副腎皮質で産生されるホルモンには、コルチゾール、アルドステロン、アンドロゲンがあり、これらが慢性的に不足することで全身症状が現れます。
原因
原因不明の特発性、結核などの感染症が原因で起こるもの、腫瘍、アミロイドーシスなど、ほかの病気が原因となるものなど多岐にわたります。アジソン病は、1855年に英国の内科医トーマス・アジソンにより初めて報告され、当初は、その多くが結核の一症状だったということがわかっています。しかし現在では、結核を原因とするアジソン病は減少し、真菌性や後天性免疫不全症候群(AIDS)に合併するものが増えてきています。
症状
症状は一定ではありません。大切なホルモンであるコルチゾールやアルドステロンの低下によるだるさ、体重減少、筋力低下、食欲低下、低血圧などが起こることが多くあります。ほかにも吐き気、嘔吐などの消化器症状や、無気力、不安、うつなどの精神にかかわる症状が現れる場合もあります。
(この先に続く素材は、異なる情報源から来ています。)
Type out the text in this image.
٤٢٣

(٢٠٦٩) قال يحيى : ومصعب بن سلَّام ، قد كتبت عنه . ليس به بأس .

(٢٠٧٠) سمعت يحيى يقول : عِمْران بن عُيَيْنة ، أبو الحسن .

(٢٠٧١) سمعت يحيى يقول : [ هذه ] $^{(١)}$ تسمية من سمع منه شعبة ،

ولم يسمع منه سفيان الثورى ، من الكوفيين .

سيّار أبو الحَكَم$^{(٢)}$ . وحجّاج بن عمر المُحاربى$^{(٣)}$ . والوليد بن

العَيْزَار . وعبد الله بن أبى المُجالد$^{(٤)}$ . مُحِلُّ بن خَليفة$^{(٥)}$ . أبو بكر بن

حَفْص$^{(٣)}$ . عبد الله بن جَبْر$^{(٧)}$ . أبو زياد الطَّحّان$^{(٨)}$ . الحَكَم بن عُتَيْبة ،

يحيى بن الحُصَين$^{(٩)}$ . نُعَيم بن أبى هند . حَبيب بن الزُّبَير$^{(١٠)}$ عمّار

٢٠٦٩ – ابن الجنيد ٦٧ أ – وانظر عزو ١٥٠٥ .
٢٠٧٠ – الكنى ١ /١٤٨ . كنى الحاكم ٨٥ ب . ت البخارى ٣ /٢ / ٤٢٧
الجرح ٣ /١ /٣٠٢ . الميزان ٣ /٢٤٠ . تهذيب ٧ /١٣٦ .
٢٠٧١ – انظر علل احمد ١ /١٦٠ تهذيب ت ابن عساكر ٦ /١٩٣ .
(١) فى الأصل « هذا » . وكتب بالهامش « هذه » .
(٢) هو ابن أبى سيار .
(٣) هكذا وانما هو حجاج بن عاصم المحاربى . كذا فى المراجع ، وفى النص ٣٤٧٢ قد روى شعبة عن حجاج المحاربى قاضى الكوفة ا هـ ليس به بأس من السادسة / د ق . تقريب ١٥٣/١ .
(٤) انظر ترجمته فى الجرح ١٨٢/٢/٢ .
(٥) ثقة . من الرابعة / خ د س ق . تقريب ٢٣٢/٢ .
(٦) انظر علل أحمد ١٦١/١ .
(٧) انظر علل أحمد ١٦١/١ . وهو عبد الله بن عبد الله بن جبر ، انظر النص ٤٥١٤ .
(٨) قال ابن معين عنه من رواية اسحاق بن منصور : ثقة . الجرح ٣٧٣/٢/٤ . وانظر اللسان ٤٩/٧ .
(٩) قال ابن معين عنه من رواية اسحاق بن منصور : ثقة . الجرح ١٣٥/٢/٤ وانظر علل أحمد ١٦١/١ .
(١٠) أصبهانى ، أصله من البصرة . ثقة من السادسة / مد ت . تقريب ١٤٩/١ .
また副腎皮質刺激ホルモン(ACTH)が増加することで皮膚が黒くなる色素沈着が起こることもあります。色素沈着はひじやひざなどの関節部や口のなかなどに現れることが多い傾向にあります。
この病気に罹患している人が感染症やけがなどにより高ストレス状態になった場合、適切な処置ができないと、脱力感や重い腹痛が現れます。とくに重症の場合には、副腎クリーゼによって、急激に血圧が低下してショック状態になったり、腎不全が起こったりするなど、命にかかわる場合もあるため、注意が必要です。
検査・診断
血液検査では、低血糖、低ナトリウム血症、高カリウム血症、貧血、低コレステロール血症、好酸球の増加などを認めます。血液検査で副腎皮質ホルモンであるコルチゾールの数値が低く、副腎皮質刺激ホルモン(ACTH)の数値が高い場合はアジソン病が疑われます。
しかし、コルチゾールの数値が低いことだけでは、アジソン病以外の病気が隠れていることもあります。その場合は、CT検査やMRI検査といった画像検査で副腎の状態をみたり、負荷試験によってコルチゾールに増加反応があるかを確かめて診断します。
治療
アジソン病は、重篤な症状をもたらすことがあるため、診断後は速やかに治療を始めなければなりません。副腎皮質ホルモンの不足を補うため、糖質コルチコイド(グルココルチコイド)と鉱質コルチコイド(ミネラルコルチコイド)に加え、水分、塩分、糖分を補給します。発熱などでからだに強いストレスがかかると、副腎不全を起こして危険な状態になりかねません。こうしたケースでは、糖質コルチコイドの内服量を一時的に増やして対応します。副腎は機能が回復する見込みがないため、生涯にわたってホルモンの補充を継続していく必要があります。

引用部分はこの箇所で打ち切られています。